Ed McBain: Du balai! (87ème District, 1)

Ed McBain: Du balai! (87ème District, 1)

McBain 1A Isola, double littéraire de New-York, les policiers du 87ème District sont en alerte, depuis qu’un mystérieux tueur semble avoir décidé d’éliminer l’un après l’autre une partie des inspecteurs du commissariat. Dans la chaleur étouffante de l’été, c’est donc une partie dangereuse qui commence. Rapidement, l’enquête s’oriente vers un ancien malfrat qui aurait eu des démêlés avec la police, une sorte de vengeur, qui chercherait à se faire justice. Mais n’est-ce pas le propre des enquêtes de romans policiers que de jouer habilement des fausses pistes ? Et les enquêteurs, au premier rang desquels l’inspecteur Carella, qui semble avoir son idée personnelle sur l’affaire, n’auraient-ils pas intérêt à s’intéresser d’un peu plus près aux proches des policiers assassinés?

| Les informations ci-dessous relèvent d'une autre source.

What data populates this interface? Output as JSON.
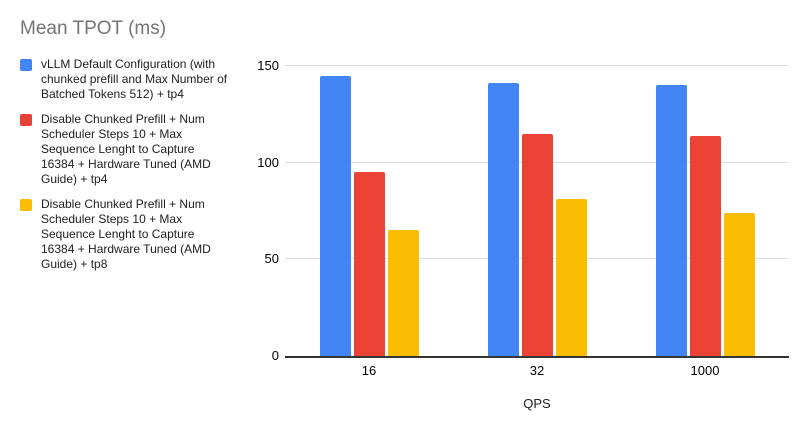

Depuis le temps que les volumes de cette série, dont l’intégrale a été rééditée par Omnibus, me regardaient, sur les rayonnages de la Médiathèque ! Voilà, enfin, j’y ai plongé… et je ne suis pas prêt d’en ressortir, je crois. Au départ de ces 87ème District que développa Ed McBAin sur plusieurs dizaines de romans et plusieurs décennies, il y a en effet une idée géniale : « faire d’une brigade un héros collectif », « décrire avec précision la journée de travail des flics de grande ville et créer une demi-douzaine de personnages dont la personnalité et les traits de caractère variés formeraient, en se conjuguant, un héros unique. » Le résultat est convaincant, tellement on prend plaisir, à mesure qu’on avance dans la série, à retrouver ces personnages qui ne se découvrent que peu à peu. Certains arrivent, sont promus, d’autres partent, ou sont tués. Tout cela, bien sûr, rappelle les séries télévisées. Mais voilà justement, en 1956, quand Ed McBain publie le premier volume de ses 87ème District, il est un précurseur. C’est bien une forme nouvelle de narration populaire qu’on le voit inventer. Et ceci – suivre, de romans en romans, le développement d’une forme nouvelle en train de se créer – est passionnant.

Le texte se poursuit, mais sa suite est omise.